Das Irritierende an dieser Krise ist, dass es so viele gute Nachrichten gibt. Die Zahl der Arbeitslosen ist niedrig. Die Verbraucherstimmung steigt. Und die Einzelhändler sind optimistisch fürs Weihnachtsgeschäft.

Das Erschreckende aber ist der Ausblick. Laut Bundesbank wird die deutsche Wirtschaft 2009 um ein Prozent schrumpfen – und für einen Augenblick könnte man denken: Ein Prozent, das ist doch gar nicht schlimm. Doch in Wahrheit wäre es der schwerste Wachstumseinbruch der Nachkriegszeit. Jedes dritte Unternehmen will im kommenden Jahr Stellen streichen. Binnen zwei Jahren, so die Industrieländerorganisation OECD, könnte es in Deutschland dramatische Arbeitsplatzverluste geben. Allein in der Autoindustrie, schätzen Experten, stehen 100.000 der insgesamt 760.000 Jobs auf der Kippe. Alles Panikmache oder begründete Angst?

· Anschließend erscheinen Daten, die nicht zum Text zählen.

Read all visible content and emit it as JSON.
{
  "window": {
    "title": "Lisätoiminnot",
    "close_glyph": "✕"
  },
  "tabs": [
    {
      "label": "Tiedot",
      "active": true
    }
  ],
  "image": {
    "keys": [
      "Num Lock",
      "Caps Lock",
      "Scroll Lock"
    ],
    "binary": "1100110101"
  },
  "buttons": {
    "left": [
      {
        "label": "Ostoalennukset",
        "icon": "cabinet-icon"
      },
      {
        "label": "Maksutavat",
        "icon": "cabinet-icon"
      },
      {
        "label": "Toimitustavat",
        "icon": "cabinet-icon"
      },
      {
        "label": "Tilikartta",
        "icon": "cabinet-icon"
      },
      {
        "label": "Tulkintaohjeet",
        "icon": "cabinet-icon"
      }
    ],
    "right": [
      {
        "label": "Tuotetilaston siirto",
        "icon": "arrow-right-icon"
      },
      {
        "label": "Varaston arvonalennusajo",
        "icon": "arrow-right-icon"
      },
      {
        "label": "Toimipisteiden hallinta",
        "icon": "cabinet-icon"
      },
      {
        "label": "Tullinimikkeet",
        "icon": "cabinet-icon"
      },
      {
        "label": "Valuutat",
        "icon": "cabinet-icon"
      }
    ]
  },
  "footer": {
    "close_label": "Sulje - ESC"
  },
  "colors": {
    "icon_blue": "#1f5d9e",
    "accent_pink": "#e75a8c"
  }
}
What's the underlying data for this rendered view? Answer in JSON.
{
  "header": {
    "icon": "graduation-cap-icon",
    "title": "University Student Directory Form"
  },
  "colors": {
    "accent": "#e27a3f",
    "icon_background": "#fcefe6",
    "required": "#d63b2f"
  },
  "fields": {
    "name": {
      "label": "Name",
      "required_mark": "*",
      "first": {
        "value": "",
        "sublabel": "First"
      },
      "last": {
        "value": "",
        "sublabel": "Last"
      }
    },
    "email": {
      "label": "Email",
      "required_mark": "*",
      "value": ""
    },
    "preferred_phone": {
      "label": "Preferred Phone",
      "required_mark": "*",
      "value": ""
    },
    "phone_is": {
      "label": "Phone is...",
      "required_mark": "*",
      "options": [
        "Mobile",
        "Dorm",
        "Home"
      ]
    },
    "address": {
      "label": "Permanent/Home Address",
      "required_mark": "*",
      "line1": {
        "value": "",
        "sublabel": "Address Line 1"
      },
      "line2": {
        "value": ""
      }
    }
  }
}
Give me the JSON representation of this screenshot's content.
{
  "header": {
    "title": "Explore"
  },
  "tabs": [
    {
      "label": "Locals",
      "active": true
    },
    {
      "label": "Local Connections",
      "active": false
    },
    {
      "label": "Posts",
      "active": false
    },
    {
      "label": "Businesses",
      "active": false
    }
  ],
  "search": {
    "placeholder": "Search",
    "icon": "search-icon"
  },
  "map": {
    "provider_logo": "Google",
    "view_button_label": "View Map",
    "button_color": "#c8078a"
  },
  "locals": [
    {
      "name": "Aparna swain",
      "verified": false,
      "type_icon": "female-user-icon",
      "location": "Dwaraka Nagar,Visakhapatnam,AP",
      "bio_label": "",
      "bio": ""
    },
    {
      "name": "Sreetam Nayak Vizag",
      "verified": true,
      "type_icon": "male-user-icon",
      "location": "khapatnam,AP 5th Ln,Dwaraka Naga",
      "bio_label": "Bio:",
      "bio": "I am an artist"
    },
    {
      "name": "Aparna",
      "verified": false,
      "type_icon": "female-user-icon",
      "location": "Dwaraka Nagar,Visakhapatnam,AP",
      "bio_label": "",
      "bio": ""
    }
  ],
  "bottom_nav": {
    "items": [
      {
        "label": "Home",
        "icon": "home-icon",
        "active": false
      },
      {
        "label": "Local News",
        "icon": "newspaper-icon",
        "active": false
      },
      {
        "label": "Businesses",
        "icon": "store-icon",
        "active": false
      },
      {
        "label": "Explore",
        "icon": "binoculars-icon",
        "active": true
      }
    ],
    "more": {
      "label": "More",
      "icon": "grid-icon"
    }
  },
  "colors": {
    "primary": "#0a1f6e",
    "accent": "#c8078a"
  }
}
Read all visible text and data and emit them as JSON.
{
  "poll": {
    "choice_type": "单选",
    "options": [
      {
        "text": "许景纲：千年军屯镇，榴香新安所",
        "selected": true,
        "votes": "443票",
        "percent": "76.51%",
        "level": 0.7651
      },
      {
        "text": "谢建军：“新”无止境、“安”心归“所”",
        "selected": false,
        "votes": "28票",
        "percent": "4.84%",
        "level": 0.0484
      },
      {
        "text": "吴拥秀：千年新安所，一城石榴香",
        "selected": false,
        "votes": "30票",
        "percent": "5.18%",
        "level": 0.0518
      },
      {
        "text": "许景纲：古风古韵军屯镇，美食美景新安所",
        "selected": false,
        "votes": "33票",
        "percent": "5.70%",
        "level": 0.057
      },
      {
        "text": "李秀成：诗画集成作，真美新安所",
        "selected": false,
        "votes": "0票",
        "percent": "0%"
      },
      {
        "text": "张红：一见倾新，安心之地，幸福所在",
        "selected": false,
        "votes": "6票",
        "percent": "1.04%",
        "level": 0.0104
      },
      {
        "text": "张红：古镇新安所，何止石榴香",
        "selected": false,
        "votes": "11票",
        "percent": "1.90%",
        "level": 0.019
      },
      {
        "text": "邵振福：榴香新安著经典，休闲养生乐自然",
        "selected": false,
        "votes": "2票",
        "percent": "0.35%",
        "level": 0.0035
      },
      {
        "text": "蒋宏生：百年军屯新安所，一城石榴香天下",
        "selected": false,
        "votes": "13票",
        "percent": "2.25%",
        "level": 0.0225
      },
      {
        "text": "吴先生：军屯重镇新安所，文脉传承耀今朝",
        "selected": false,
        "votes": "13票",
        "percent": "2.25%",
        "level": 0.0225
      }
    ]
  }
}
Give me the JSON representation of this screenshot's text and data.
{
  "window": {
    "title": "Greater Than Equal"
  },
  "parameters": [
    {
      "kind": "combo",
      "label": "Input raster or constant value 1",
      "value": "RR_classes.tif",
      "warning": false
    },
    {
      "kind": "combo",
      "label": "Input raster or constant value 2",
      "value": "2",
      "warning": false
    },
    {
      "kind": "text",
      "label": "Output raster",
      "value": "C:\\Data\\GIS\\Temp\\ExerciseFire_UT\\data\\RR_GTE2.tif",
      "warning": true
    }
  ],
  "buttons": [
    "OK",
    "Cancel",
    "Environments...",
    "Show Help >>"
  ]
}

Niemand kann seriös beantworten, wie schwer die Rezession tatsächlich wird – und wie lange sie dauern könnte. Auch die Regierung schwankt zwischen Wunsch und Wirklichkeit.

Zur Idealwelt der Großen Koalition gehört, dass sich die guten Nachrichten im kommenden Jahr fortsetzen – und dass Deutschland mit einem Konjunkturpäckchen im Zwergenformat durch die Krise kommt, wie es gerade in Berlin beschlossen wurde. Gestützt auf diese Annahme, wehrt sich die Kanzlerin gegen alle Rufe nach Steuersenkungen aus der eigenen Partei. Und der Finanzminister pfeift die eigenen Ministeriumsbeamten zurück, die untereinander darüber nachdenken, mit Konsumschecks die Binnennachfrage zu stärken.